Search code examples
cachingredisfailover

Redis sentinel failover not working


I've set up Redis sentinel with three servers on ports 7000, 7001 and 7002 (one master and two slaves) and three sentinels on ports 26379, 26380 and 26381 all on same machine (ubuntu VM).

When I start them up, everything looks good according to the logs, and when I run INFO commands against sentinels, looks healthy too. But when I put the master down (make it stop working by Ctrl+C or redis-cli SLEEP command), none of the slave instances are introduced as new master and the sentinels try to nominate and connect to the already dead master instance! My configuration is as follows:

Master:

port 7000      
protected-mode no

Slave #1:

port 7001
slaveof 10.75.196.216 7000

Slave #2:

port 7002
slaveof 10.75.196.216 7000

Sentinel #1:

port 26379
protected-mode no

sentinel myid bdddadb6e825065398be0bae214891d7ccbd6e2a
sentinel monitor themaster 10.75.196.216 7000 2
sentinel down-after-milliseconds themaster 3000
sentinel failover-timeout themaster 5000
sentinel parallel-syncs themaster 2
sentinel config-epoch themaster 0

# Generated by CONFIG REWRITE
dir "/home/bob/app/sentinel-test/master"
sentinel leader-epoch themaster 322
sentinel known-slave themaster 10.75.196.216 7002
sentinel known-slave themaster 10.75.196.216 7001
sentinel known-sentinel themaster 10.75.196.216 26380 181fb84351d6b96e0120bfa68331738ef111c49f
sentinel known-sentinel themaster 10.75.196.216 26381 8497ee90c1e4525c0f957407fefa77427f427e0d
sentinel current-epoch 322

Sentinel #2:

port 26380
protected-mode no

sentinel myid 181fb84351d6b96e0120bfa68331738ef111c49f
sentinel monitor themaster 10.75.196.216 7000 2
sentinel down-after-milliseconds themaster 3000
sentinel failover-timeout themaster 5000
sentinel parallel-syncs themaster 2

# Generated by CONFIG REWRITE
dir "/home/bob/app/sentinel-test/slave1"
sentinel config-epoch themaster 0
sentinel leader-epoch themaster 322
sentinel known-slave themaster 10.75.196.216 7001
sentinel known-slave themaster 10.75.196.216 7002
sentinel known-sentinel themaster 10.75.196.216 26381 8497ee90c1e4525c0f957407fefa77427f427e0d
sentinel known-sentinel themaster 10.75.196.216 26379 bdddadb6e825065398be0bae214891d7ccbd6e2a
sentinel current-epoch 322

Sentinel #3:

port 26381
protected-mode no

sentinel myid 8497ee90c1e4525c0f957407fefa77427f427e0d
sentinel monitor themaster 10.75.196.216 7000 2
sentinel down-after-milliseconds themaster 3000
sentinel failover-timeout themaster 5000
sentinel parallel-syncs themaster 2

# Generated by CONFIG REWRITE
dir "/home/bob/app/sentinel-test/slave2"
sentinel config-epoch themaster 0
sentinel leader-epoch themaster 322
sentinel known-slave themaster 10.75.196.216 7001
sentinel known-slave themaster 10.75.196.216 7002
sentinel known-sentinel themaster 10.75.196.216 26379 bdddadb6e825065398be0bae214891d7ccbd6e2a
sentinel known-sentinel themaster 10.75.196.216 26380 181fb84351d6b96e0120bfa68331738ef111c49f
sentinel current-epoch 322

Master console log: enter image description here

Sentinel #1 console log : enter image description here

Sentinel #1 info command result: enter image description here

Sentinel #1 log after master was down: enter image description here

What's wrong with my configuration?

Thanks in advance.


Solution

  • OK, if you notice the sentinel log, when it starts up, even before the master instance stops working, it says that two slaves are down:

    redis error : +sdown slave

    Probably this is why none of the slaves is good enough to be the new master and we see -failover-abort-no-good-slave error in sentinel log after master is down.

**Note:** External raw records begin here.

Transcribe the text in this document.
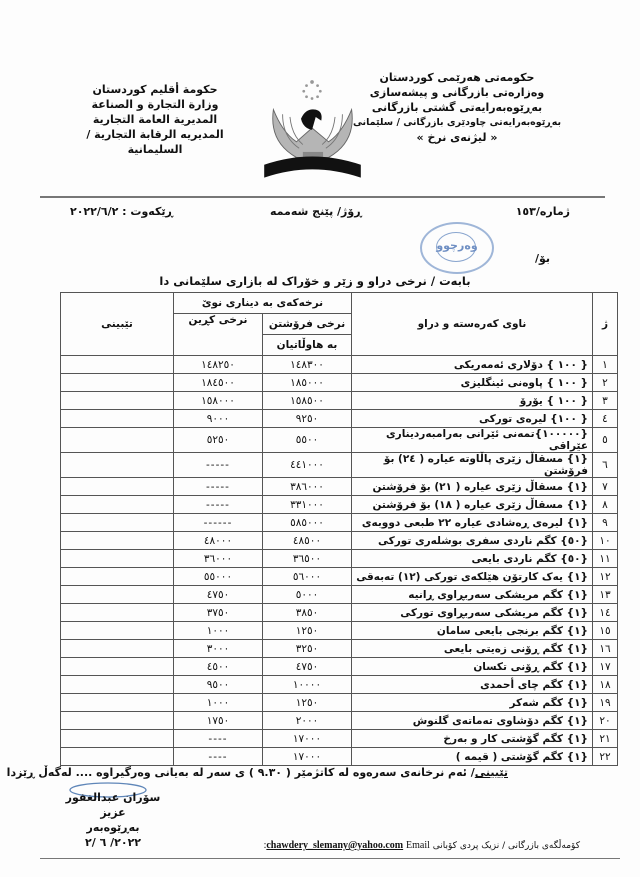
حکومەتی هەرێمی کوردستان
وەزارەتی بازرگانی و پیشەسازی
بەڕێوەبەرایەتی گشتی بازرگانی
بەڕێوەبەرایەتی چاودێری بازرگانی / سلێمانی
« لیژنەی نرخ »
حكومة أقليم كوردستان
وزارة التجارة و الصناعة
المديرية العامة التجارية
المديريه الرقابة التجارية / السليمانية
ژمارە/١٥٣
ڕۆژ/ پێنج شەممە
ڕێکەوت : ٢٠٢٢/٦/٢
وەرچوو
بۆ/
بابەت / نرخی دراو و زێر و خۆراک لە بازاری سلێمانی دا
ژ	ناوی کەرەستە و دراو	نرخەکەی بە دیناری نوێ		تێبینی
		نرخی فرۆشتن	نرخی کڕین	
		بە هاوڵاتیان		
١	{ ١٠٠ } دۆلاری ئەمەریکی	١٤٨٣٠٠	١٤٨٢٥٠	
٢	{ ١٠٠ } پاوەنی ئینگلیزی	١٨٥٠٠٠	١٨٤٥٠٠	
٣	{ ١٠٠ } یۆرۆ	١٥٨٥٠٠	١٥٨٠٠٠	
٤	{ ١٠٠} لیرەی تورکی	٩٢٥٠	٩٠٠٠	
٥	{١٠٠٠٠٠}تمەنی ئێرانی بەرامبەردیناری عێراقی	٥٥٠٠	٥٢٥٠	
٦	{١} مسقاڵ زێری پاڵاوتە عیارە ( ٢٤) بۆ فرۆشتن	٤٤١٠٠٠	-----	
٧	{١} مسقاڵ زێری عیارە ( ٢١) بۆ فرۆشتن	٣٨٦٠٠٠	-----	
٨	{١} مسقاڵ زێری عیارە ( ١٨) بۆ فرۆشتن	٣٣١٠٠٠	-----	
٩	{١} لیرەی ڕەشادی عیارە ٢٢ طبعی دووبەی	٥٨٥٠٠٠	------	
١٠	{٥٠} کگم ناردی سفری بوشلەری تورکی	٤٨٥٠٠	٤٨٠٠٠	
١١	{٥٠} کگم ناردی بایعی	٣٦٥٠٠	٣٦٠٠٠	
١٢	{١} یەک کارتۆن هێلکەی تورکی (١٢) تەبەقی	٥٦٠٠٠	٥٥٠٠٠	
١٣	{١} کگم مریشکی سەربڕاوی ڕانیە	٥٠٠٠	٤٧٥٠	
١٤	{١} کگم مریشکی سەربڕاوی تورکی	٣٨٥٠	٣٧٥٠	
١٥	{١} کگم برنجی بایعی سامان	١٢٥٠	١٠٠٠	
١٦	{١} کگم ڕۆنی زەیتی بایعی	٣٢٥٠	٣٠٠٠	
١٧	{١} کگم ڕۆنی تکسان	٤٧٥٠	٤٥٠٠	
١٨	{١} کگم چای أحمدی	١٠٠٠٠	٩٥٠٠	
١٩	{١} کگم شەکر	١٢٥٠	١٠٠٠	
٢٠	{١} کگم دۆشاوی تەماتەی گلنوش	٢٠٠٠	١٧٥٠	
٢١	{١} کگم گۆشتی کار و بەرخ	١٧٠٠٠	----	
٢٢	{١} کگم گۆشتی ( قیمە )	١٧٠٠٠	----	
تێبینی/ ئەم نرخانەی سەرەوە لە کاتژمێر ( ٩.٣٠ ) ی سەر لە بەیانی وەرگیراوە .... لەگەڵ ڕێزدا
سۆران عبدالغفور عزیز
بەڕێوەبەر
٢٠٢٢/ ٦ /٢	کۆمەڵگەی بازرگانی / نزیک پردی کۆبانی chawdery_slemany@yahoo.com Email:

    So, because I remembered I was getting the following error:

    (error) READONLY You can't write against a read only slave

    when I was trying to set keys into slave nodes via redis-cli, I decided to fix this READONLY error by putting the following line in slave config file (both of them):

    slave-read-only no

    And by fixing this part and restarting everything, no +sdown slave error appeared in sentinel log again and the main issue is fixed too. Sentinels are now able to switch to a new slave instance on master down incident.

    As I saw on the internet, another guy had a similar +sdown issue but in his case the problem was authentication.

    I appreciate all people sharing their knowledge and experience. Hope this helps someone.